Languages. The BBC offers audio and video language courses for beginners and intermediates in more than two dozen languages–French, German, Japanese ... even Urdu.
Cooking. Tempting sites: “Around the World in 80 Dishes” is a series of video-based cooking classes at Epicurious.com; the Culinary Institute of America, the famous school for chefs in Hyde Park, N.Y., offers classes on its YouTube network and its podcasts on iTunes; the Food Network, allrecipes.com and the Williams-Sonoma Video Library and Look and Taste, have lots more recipes and how-to videos.
Literature. LibriVox’s goal is to make all books in the public domain available as free audiobooks. Volunteers record the books, chapter by chapter, and release the audio files back onto the net.

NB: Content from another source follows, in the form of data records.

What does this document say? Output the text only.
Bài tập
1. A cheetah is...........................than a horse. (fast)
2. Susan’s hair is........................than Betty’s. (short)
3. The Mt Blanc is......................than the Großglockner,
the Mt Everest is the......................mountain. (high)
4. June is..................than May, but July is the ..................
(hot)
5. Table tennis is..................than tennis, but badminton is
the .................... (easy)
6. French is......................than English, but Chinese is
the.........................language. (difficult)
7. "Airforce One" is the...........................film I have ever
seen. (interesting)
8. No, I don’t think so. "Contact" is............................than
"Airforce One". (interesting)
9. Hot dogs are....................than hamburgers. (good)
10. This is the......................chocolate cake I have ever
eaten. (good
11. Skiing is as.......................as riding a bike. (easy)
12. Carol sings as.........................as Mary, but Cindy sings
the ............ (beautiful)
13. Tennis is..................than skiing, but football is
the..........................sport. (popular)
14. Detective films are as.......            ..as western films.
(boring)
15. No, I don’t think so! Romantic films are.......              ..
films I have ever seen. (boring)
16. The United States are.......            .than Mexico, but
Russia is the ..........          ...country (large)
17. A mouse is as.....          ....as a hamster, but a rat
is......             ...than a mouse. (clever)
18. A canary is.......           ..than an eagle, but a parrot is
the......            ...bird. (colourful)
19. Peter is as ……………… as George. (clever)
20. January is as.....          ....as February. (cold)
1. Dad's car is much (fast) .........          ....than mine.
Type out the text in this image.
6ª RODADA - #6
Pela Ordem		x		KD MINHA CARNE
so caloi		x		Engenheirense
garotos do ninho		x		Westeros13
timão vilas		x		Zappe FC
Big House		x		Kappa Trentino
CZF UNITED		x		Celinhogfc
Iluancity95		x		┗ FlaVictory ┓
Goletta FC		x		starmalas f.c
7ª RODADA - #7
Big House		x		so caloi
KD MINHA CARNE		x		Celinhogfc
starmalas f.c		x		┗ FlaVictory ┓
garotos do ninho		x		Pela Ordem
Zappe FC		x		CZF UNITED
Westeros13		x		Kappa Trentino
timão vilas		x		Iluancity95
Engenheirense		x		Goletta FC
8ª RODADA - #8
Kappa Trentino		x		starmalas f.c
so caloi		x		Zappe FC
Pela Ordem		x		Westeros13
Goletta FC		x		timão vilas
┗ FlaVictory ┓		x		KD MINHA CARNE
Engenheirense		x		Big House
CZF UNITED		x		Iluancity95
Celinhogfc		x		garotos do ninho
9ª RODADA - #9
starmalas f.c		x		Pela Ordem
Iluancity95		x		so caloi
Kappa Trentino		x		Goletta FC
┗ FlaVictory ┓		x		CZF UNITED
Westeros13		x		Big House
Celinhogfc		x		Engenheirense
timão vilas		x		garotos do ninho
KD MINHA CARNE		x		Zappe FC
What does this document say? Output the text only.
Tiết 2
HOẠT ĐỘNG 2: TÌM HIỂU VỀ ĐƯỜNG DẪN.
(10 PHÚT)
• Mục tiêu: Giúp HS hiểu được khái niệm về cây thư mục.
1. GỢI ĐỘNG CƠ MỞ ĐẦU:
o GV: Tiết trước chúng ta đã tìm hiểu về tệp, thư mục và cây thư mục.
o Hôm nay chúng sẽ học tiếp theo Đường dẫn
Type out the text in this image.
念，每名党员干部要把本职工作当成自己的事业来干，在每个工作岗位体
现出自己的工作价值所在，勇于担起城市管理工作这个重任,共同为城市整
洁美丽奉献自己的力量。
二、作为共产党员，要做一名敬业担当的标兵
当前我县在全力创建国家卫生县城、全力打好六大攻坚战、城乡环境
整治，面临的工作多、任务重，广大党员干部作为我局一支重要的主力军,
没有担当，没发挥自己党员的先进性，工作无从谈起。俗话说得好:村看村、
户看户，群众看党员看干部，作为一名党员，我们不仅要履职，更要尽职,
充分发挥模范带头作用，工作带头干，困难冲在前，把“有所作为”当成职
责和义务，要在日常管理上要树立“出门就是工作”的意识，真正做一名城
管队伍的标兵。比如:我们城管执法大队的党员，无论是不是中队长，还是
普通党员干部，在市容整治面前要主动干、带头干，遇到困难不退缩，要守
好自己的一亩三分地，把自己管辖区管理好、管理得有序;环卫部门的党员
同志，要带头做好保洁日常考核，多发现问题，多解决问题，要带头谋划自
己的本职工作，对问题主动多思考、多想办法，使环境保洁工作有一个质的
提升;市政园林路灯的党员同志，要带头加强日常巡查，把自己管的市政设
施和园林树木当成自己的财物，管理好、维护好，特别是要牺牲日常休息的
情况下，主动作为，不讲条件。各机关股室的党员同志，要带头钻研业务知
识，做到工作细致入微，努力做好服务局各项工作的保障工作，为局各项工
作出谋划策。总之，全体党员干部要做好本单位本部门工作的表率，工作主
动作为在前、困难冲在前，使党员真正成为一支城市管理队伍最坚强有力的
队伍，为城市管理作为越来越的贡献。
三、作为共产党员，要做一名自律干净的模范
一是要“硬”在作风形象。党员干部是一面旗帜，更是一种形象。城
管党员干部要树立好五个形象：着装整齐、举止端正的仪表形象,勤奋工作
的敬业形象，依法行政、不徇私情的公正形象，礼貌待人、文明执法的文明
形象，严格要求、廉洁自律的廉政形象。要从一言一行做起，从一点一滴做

Jazz profiles. Take the I-Train to the archive of NPR’s Jazz Profiles, a documentary series hosted by singer Nancy Wilson. You can listen to the shows as podcasts, read profiles of the performers featured in the series and download the playlists for each show.
Finding Your Ancestors. The Mormon Church is well known for its repository of genealogy records, so it makes sense that Brigham Young University would offer online courses in how to research your family history.
History. The online counterpart of television’s History Channel, History.com has a video library well worth checking out.
Computer programming. Maybe you’ve read about Ethan Nicholas, who earned $800,000 by writing an artillery game called “iShoot” for the iPhone. If you want to try your own hand, consider auditing Stanford’s Computer Science 193P: iPhone Application Programming. The 10-week undergraduate course attracted 150 students for only 50 spots when it was introduced on campus last fall. Online viewers see the same lectures as classroom students.